Winch had smiled. “No. It won’t. I’ve got plenty to keep me busy.”

“You won’t be lonely?”

“No, I won’t be lonely.”

Suddenly she laughed. “Damn you.”

He smiled. “Well, maybe I’ll be a little lonely.”

That was better, she had said. “You see, I can’t help being a Southern belle.”

When she came back from Thanksgiving, the first thing she said was that the boyfriend had said he “knew I had a lover.”

Winch laughed. “How do you think he knew?”

“He said he could tell by the way I acted. I was too happy. Of course, I denied it.”

And now the same thing had come up again lately, about Christmas. The boyfriend was coming home for Christmas vacation from school. She would not be able to see Winch for quite a while. Maybe three weeks. And of course by now Winch had the apartment.

“I’ll try to sneak away and slip off at least once,” Carol said.

“Don’t worry,” Winch had smiled. He was back to duty by now, out at O’Bruyerre, and busy in a very real way.
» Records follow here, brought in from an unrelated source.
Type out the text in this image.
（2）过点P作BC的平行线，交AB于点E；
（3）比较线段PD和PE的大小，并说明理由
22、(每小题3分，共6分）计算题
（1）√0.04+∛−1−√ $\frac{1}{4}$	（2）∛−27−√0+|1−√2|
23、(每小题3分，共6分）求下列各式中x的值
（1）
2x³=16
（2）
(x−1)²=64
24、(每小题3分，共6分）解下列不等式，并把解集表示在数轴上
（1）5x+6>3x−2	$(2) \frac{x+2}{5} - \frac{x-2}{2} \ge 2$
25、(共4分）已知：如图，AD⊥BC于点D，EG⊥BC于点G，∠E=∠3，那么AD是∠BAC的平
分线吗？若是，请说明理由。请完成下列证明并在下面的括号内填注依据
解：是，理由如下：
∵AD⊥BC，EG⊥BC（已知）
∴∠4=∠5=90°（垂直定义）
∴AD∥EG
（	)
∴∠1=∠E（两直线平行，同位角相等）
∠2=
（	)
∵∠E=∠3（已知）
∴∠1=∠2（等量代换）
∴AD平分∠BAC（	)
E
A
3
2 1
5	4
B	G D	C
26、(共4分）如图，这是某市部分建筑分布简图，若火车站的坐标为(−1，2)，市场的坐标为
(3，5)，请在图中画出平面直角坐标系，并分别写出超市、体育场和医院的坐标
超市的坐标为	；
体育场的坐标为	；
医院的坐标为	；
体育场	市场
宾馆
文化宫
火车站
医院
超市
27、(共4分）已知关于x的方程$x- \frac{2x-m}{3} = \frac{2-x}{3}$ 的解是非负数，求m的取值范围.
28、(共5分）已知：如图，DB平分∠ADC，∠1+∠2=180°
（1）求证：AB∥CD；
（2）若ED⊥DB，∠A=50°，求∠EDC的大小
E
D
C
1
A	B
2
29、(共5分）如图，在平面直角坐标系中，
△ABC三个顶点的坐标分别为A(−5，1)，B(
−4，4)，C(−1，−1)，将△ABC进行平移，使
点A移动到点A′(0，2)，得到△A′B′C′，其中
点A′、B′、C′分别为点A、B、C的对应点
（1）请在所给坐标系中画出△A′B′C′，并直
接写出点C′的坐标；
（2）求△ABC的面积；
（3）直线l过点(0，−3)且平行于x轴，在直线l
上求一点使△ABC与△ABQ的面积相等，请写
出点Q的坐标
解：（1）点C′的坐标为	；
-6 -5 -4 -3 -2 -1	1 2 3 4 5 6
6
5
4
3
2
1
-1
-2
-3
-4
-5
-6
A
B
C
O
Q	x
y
He did not really know what he thought about the boyfriend. He apparently was just a good, solid, generally good-natured, thoroughly fucked-up, upper-class Southern boy. Winch certainly did not envy him his marriage to Carol—if and when it came to pass. And Winch felt pretty sure it would come to pass. He felt a certain sympathy for the boy, more than anything.

“He wants me to be like his mother,” Carol said about him once. “And at the same time, he halfway wants me to be his whore.”

“But if you’re his whore, you can’t be like his mother,” Winch smiled.

“Exactly!”

But it was curious Winch was not jealous. He wasn’t. The time she spent with the boyfriend at Thanksgiving did not bother him. He did not conjure up painful pictures of her in bed with him, and brood about them. Instead, he felt he was very lucky. More than anything. A lucky weekender.

Perhaps it was just age. And his physical condition. But, what the hell, he was getting it up with her now more than he ever had with any woman, for quite some time. She was blowing him well, he was teaching her. And he was blowing her well. Apparently. And the fucking they had going was of a superior quality.